In search of historical data about the people who lived near the lakes of Varna since ancient times, the team of the film “The Mirror” met with Dr. Vladimir Slavchev – Senior Assistant in the Department of Archaeology of the Regional History Museum-Varna. The shores of today’s lake complex were inhabited as early as 4 400 years BC, said the prehistory specialist. These settlements were also the centre of the so-called Varna Culture, a flourishing civilisation that gave the world its oldest worked gold. It developed in the manner of Egypt and Mesopotamia near pools of water that provided flooding for agricultural areas during the spring high water. Archaeological finds show that the lakes played a key role not only for irrigation but also because of their direct connection to the sea.
Archaeologist Dr. Vladimir Slavchev: We have records of supplies of copper, various rare raw materials from southern Bulgaria and from the Aegean coast, which are not found here. Transportation – especially of copper ore, of copper raw materials – on foot, by land, is very laborious. It is much easier to do this by water, and we assume that this is the main reason why these settlements were inhabited in this way.

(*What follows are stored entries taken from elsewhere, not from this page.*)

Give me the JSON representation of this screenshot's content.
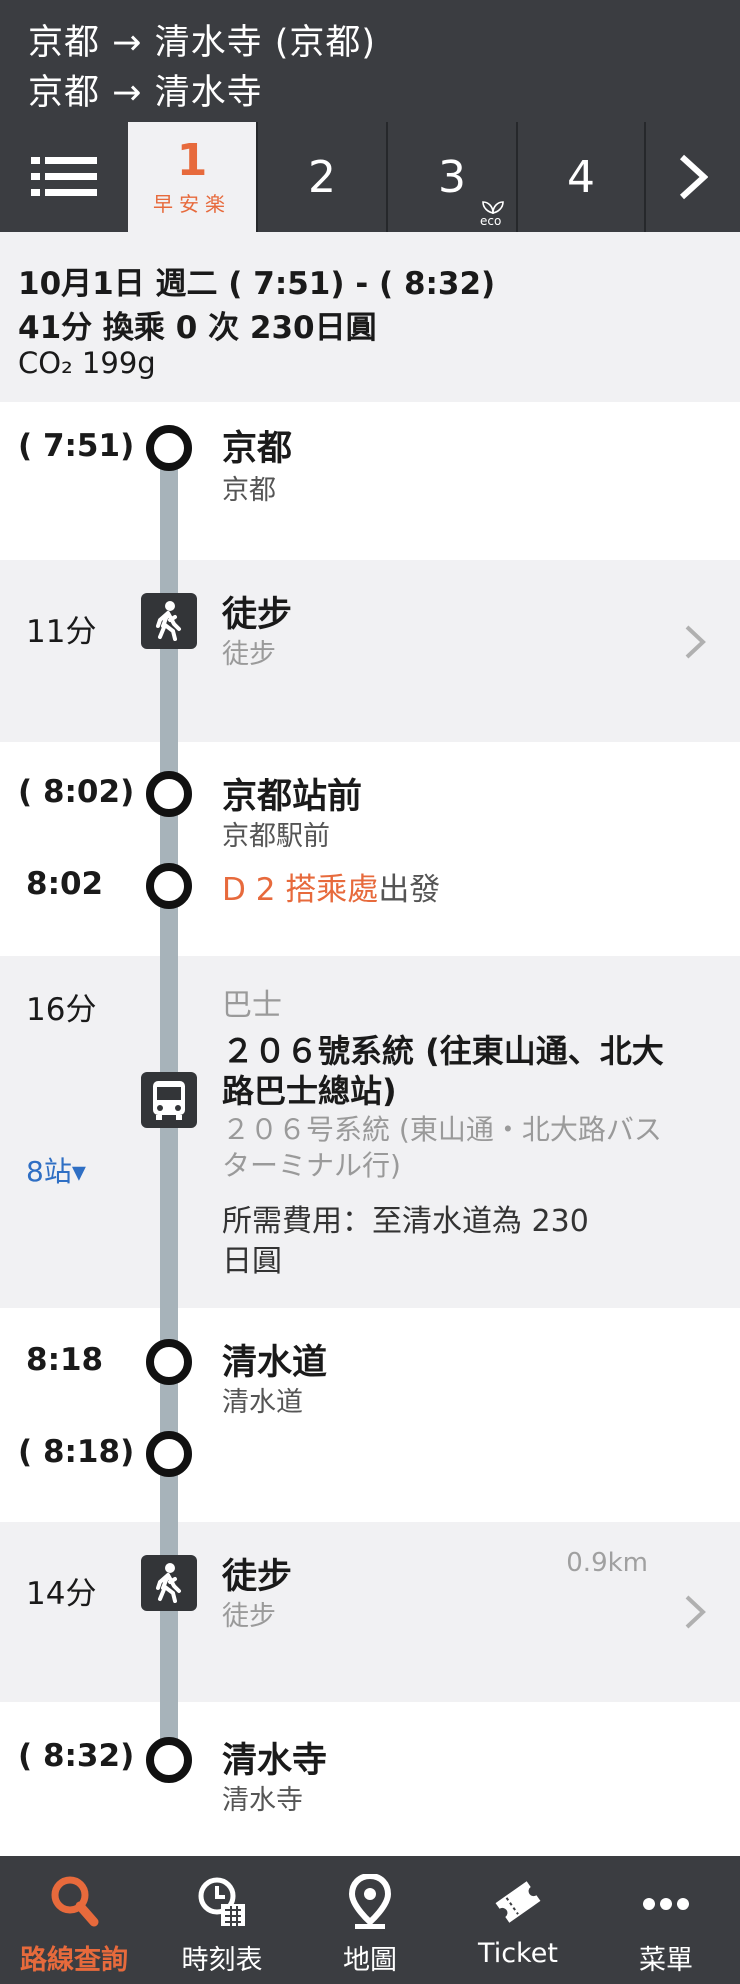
{
  "header": {
    "line1": "京都 → 清水寺 (京都)",
    "line2": "京都 → 清水寺"
  },
  "tabs": {
    "menu_icon": "list-icon",
    "items": [
      {
        "num": "1",
        "sub": "早安楽"
      },
      {
        "num": "2"
      },
      {
        "num": "3",
        "badge": "eco"
      },
      {
        "num": "4"
      }
    ],
    "next": "›"
  },
  "summary": {
    "line1": "10月1日 週二 ( 7:51) - ( 8:32)",
    "line2": "41分 換乘 0 次 230日圓",
    "co2": "CO₂ 199g"
  },
  "route": {
    "kyoto": {
      "time": "( 7:51)",
      "name": "京都",
      "sub": "京都"
    },
    "walk1": {
      "duration": "11分",
      "name": "徒步",
      "sub": "徒步"
    },
    "stop1": {
      "time": "( 8:02)",
      "name": "京都站前",
      "sub": "京都駅前"
    },
    "board": {
      "time": "8:02",
      "highlight": "D 2 搭乘處",
      "rest": "出發"
    },
    "bus": {
      "duration": "16分",
      "stops": "8站▾",
      "type": "巴士",
      "line_a": "２０６號系統 (往東山通、北大",
      "line_b": "路巴士總站)",
      "sub_a": "２０６号系統 (東山通・北大路バス",
      "sub_b": "ターミナル行)",
      "fare_a": "所需費用：至清水道為 230",
      "fare_b": "日圓"
    },
    "stop2": {
      "time": "8:18",
      "name": "清水道",
      "sub": "清水道"
    },
    "stop2b": {
      "time": "( 8:18)"
    },
    "walk2": {
      "duration": "14分",
      "name": "徒步",
      "sub": "徒步",
      "dist": "0.9km"
    },
    "dest": {
      "time": "( 8:32)",
      "name": "清水寺",
      "sub": "清水寺"
    }
  },
  "nav": {
    "items": [
      {
        "label": "路線查詢",
        "icon": "search-icon"
      },
      {
        "label": "時刻表",
        "icon": "timetable-icon"
      },
      {
        "label": "地圖",
        "icon": "map-pin-icon"
      },
      {
        "label": "Ticket",
        "icon": "ticket-icon"
      },
      {
        "label": "菜單",
        "icon": "more-icon"
      }
    ]
  },
  "colors": {
    "accent": "#e76a3c",
    "dark": "#3b3d41",
    "panel": "#f1f1f3",
    "line": "#a7b3ba",
    "link": "#2f6fc4"
  }
}
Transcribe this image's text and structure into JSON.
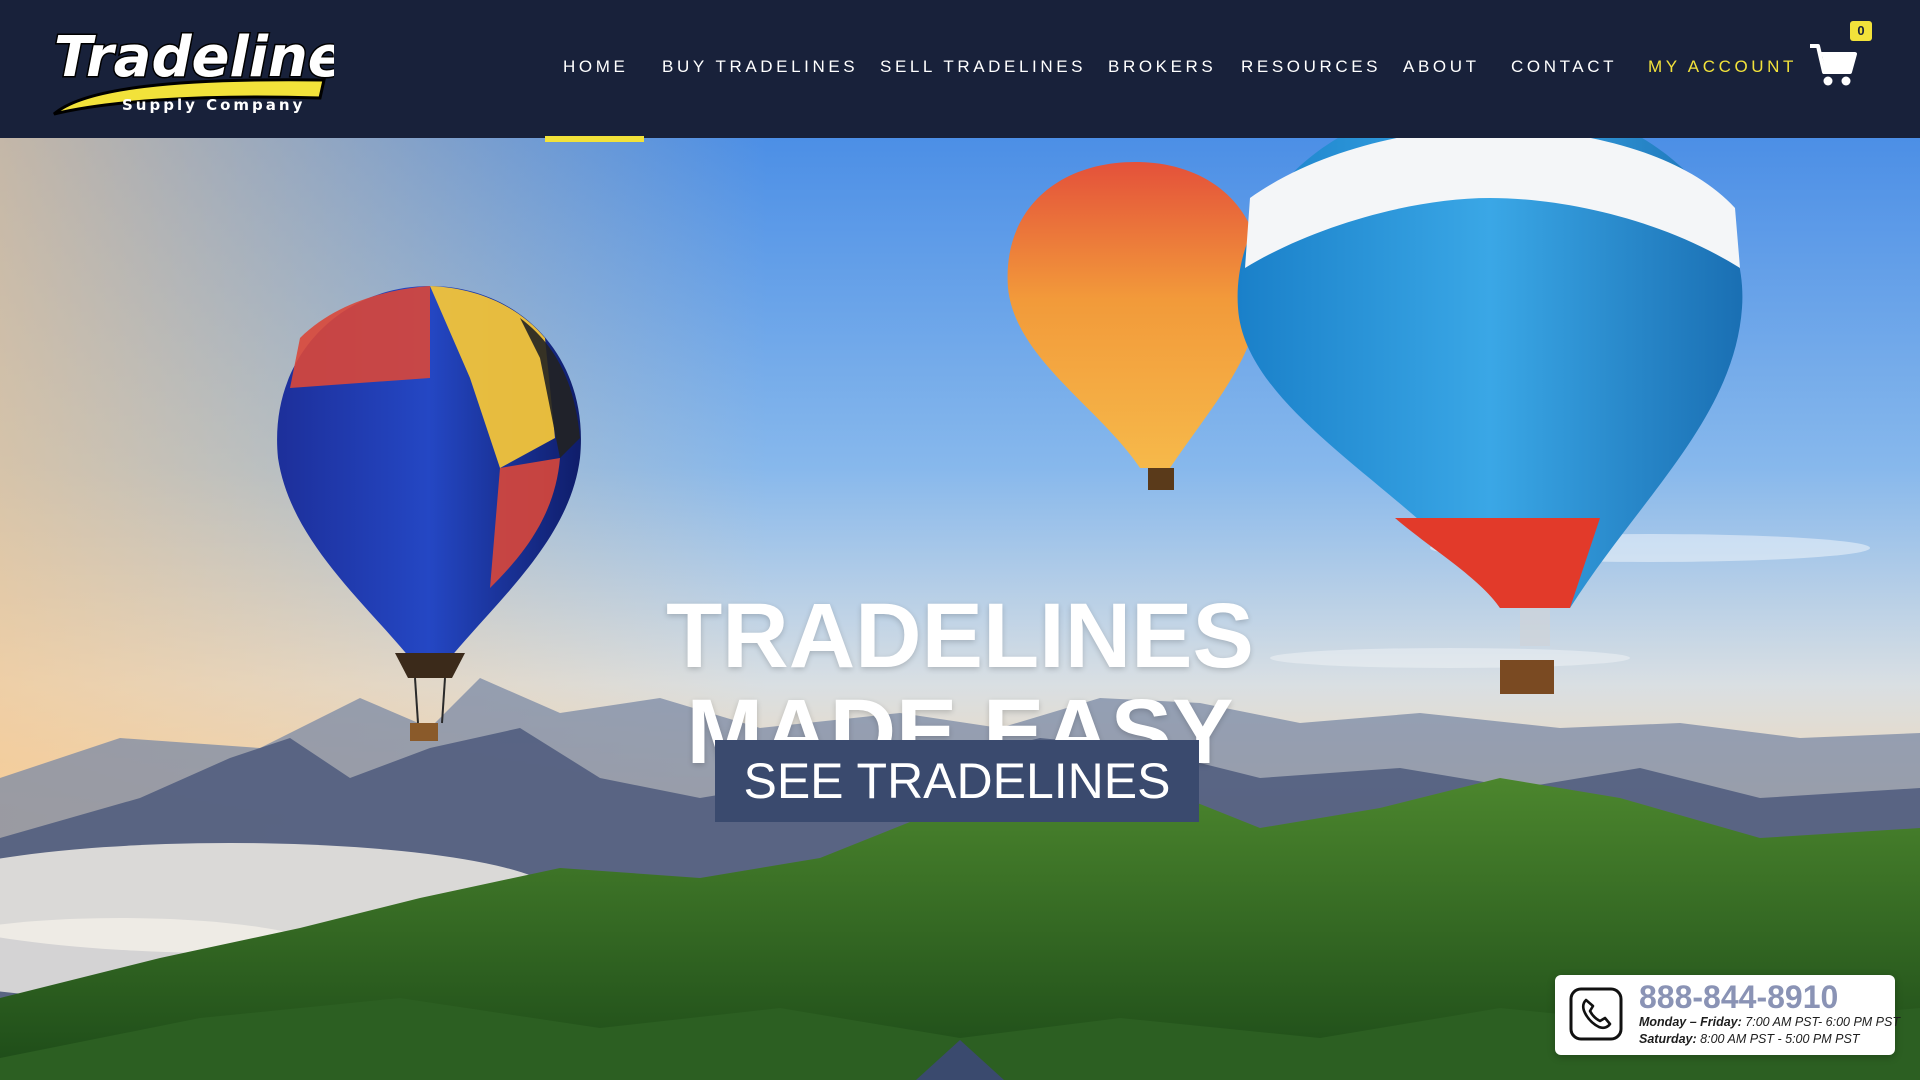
{
  "brand": {
    "name": "Tradeline",
    "tagline": "Supply Company"
  },
  "nav": {
    "items": [
      {
        "label": "HOME",
        "active": true
      },
      {
        "label": "BUY TRADELINES"
      },
      {
        "label": "SELL TRADELINES"
      },
      {
        "label": "BROKERS"
      },
      {
        "label": "RESOURCES"
      },
      {
        "label": "ABOUT"
      },
      {
        "label": "CONTACT"
      },
      {
        "label": "MY ACCOUNT",
        "highlight": true
      }
    ],
    "cart_icon": "shopping-cart-icon",
    "cart_count": "0"
  },
  "hero": {
    "title_line1": "TRADELINES",
    "title_line2": "MADE EASY",
    "cta_label": "SEE TRADELINES"
  },
  "contact": {
    "phone_icon": "phone-icon",
    "phone": "888-844-8910",
    "weekday_label": "Monday – Friday:",
    "weekday_hours": "7:00 AM PST- 6:00 PM PST",
    "saturday_label": "Saturday:",
    "saturday_hours": "8:00 AM PST - 5:00 PM PST"
  },
  "colors": {
    "header_bg": "#18213a",
    "accent_yellow": "#f2e23a",
    "cta_bg": "#3a4a6e",
    "phone_text": "#8a93b5"
  }
}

Ironically, today we have an abundance of archaeological finds from the Lake District thanks to industrialisation, which started the destruction of the Lake District as a unique place to live – the first artefacts from ancient settlements started coming to light when the first sea-lake canal was dug. To this day, there is much material for archaeological research along the shores and in the waters of the lake complex.